Дверь открыл сам доктор — маленький, щупленький человек с тщательно подстриженной щеточкой усов под горбатым носом. В руке доктор держал веник.

— Простите! — Он подслеповато посмотрел на неожиданного посетителя. — Приема нет.

— Алексей Александрович?

— Да. А вы, простите?

— Я Мелентьев Виктор Ильич. У меня, вероятно, воспаление среднего уха, страшная резь.

Попов всмотрелся в лицо Мелентьева и отошел в сторону:

— Пройдите.

Они вошли в кабинет. Это был обычный докторский кабинет с неизбежным зеркалом над диваном, белым шкафчиком с хирургическим инструментом и картиной в простенке: розовощекая Диана похищала бледного и худосочного Эндимиона.

— Хорошая картина, — заметил Мелентьев.

— Дрянь, — сказал Попов. — Плохая копия. Какими судьбами, коллега?

— Неисповедимыми. Пять часов назад я находился в камере смертников, нас везли для исполнения приговора. Вы что, не оповещены о моем провале?

— Оповещен. Но не мог же я пристрелить вас прямо на пороге своего дома? Тихо! — Он повел дулом пистолета. — Сядьте. Каким образом вы здесь? И сколько чекистов снаружи?
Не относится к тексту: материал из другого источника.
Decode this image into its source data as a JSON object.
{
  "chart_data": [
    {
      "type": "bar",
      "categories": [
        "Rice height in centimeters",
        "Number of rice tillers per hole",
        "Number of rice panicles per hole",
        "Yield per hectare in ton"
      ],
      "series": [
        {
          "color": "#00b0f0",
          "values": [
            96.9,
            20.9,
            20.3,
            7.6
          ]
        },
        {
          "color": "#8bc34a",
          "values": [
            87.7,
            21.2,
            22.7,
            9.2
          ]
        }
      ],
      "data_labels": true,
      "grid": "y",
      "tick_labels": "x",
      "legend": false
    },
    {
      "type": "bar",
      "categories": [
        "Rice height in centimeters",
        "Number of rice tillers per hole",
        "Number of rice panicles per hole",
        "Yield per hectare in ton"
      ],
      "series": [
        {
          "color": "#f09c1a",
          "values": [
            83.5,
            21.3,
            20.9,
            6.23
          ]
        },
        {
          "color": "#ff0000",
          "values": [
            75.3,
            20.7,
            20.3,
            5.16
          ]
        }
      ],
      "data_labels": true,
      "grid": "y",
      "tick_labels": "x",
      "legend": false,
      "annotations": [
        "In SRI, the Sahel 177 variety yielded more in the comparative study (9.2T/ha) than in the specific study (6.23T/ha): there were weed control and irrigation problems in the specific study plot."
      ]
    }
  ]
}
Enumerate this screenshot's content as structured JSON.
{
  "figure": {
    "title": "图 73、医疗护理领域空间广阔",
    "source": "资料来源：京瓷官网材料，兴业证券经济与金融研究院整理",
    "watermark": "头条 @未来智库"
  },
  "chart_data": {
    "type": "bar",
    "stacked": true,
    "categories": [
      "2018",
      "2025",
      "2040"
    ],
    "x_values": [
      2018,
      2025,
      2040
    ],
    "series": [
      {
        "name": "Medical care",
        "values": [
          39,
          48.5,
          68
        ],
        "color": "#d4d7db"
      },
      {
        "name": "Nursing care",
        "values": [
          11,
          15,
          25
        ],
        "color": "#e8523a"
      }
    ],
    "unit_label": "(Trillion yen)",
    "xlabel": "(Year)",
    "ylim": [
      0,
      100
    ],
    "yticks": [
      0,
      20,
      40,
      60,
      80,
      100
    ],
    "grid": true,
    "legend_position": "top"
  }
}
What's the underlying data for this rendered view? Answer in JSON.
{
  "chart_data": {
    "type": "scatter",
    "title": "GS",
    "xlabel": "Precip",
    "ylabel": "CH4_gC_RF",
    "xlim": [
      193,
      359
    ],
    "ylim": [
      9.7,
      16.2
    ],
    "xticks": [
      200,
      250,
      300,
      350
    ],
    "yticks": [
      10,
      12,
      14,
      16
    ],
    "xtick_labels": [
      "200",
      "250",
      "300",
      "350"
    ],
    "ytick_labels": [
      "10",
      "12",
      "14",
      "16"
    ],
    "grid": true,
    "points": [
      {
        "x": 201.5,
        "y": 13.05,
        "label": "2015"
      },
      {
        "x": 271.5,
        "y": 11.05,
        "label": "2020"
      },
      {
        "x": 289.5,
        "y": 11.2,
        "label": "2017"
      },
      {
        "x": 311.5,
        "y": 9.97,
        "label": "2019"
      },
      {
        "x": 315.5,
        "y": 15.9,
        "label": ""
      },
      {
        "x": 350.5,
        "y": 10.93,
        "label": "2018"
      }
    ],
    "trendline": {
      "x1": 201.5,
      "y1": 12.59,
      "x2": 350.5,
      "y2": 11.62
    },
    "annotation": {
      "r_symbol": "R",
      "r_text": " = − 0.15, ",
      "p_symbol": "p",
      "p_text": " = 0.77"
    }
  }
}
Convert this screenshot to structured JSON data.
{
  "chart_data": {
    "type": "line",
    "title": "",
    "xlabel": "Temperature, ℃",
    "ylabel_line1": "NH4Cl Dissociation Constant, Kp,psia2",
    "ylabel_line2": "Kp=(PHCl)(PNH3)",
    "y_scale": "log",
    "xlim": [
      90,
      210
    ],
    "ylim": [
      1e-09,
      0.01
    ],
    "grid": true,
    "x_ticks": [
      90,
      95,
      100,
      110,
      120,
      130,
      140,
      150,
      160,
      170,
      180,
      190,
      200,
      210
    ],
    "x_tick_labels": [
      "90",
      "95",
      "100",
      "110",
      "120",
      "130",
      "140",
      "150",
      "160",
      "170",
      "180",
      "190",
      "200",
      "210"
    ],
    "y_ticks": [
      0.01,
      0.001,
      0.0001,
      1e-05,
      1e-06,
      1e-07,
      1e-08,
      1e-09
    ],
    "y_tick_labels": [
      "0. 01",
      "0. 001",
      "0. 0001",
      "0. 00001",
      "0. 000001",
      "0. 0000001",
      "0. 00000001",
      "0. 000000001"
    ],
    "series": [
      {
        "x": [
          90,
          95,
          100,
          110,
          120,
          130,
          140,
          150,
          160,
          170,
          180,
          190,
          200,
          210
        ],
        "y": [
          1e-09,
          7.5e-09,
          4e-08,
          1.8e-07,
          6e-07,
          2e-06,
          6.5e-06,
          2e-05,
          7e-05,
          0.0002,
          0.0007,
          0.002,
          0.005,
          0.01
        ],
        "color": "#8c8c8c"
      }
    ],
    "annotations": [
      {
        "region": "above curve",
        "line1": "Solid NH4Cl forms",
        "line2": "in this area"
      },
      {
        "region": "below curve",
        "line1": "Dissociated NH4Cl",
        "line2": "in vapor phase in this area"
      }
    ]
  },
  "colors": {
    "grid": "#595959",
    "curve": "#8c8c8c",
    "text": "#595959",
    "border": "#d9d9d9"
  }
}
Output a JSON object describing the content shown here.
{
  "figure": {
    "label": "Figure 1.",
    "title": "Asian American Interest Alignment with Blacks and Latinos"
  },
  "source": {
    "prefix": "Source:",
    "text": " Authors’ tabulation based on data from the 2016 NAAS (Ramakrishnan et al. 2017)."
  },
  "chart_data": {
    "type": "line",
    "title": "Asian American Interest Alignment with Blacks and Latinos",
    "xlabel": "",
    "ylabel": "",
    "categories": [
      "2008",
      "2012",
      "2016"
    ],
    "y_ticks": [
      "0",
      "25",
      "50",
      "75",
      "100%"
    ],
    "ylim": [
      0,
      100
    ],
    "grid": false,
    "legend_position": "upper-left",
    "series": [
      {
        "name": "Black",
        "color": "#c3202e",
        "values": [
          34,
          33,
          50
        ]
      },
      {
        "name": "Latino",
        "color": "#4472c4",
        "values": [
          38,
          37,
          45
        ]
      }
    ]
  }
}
Мелентьев вздохнул и покачал головой:

— У вас профессиональный психоз, коллега. Если я не выдал вас на следствии, какой мне резон это делать теперь? И о каких, собственно, чекистах вы изволите толковать? В городе вот-вот появятся немцы!

Попов опустил пистолет, тыльной стороной ладони вытер пот, обильно выступивший на лбу:

— Вы правы. У меня просто сдают нервы. Простите меня.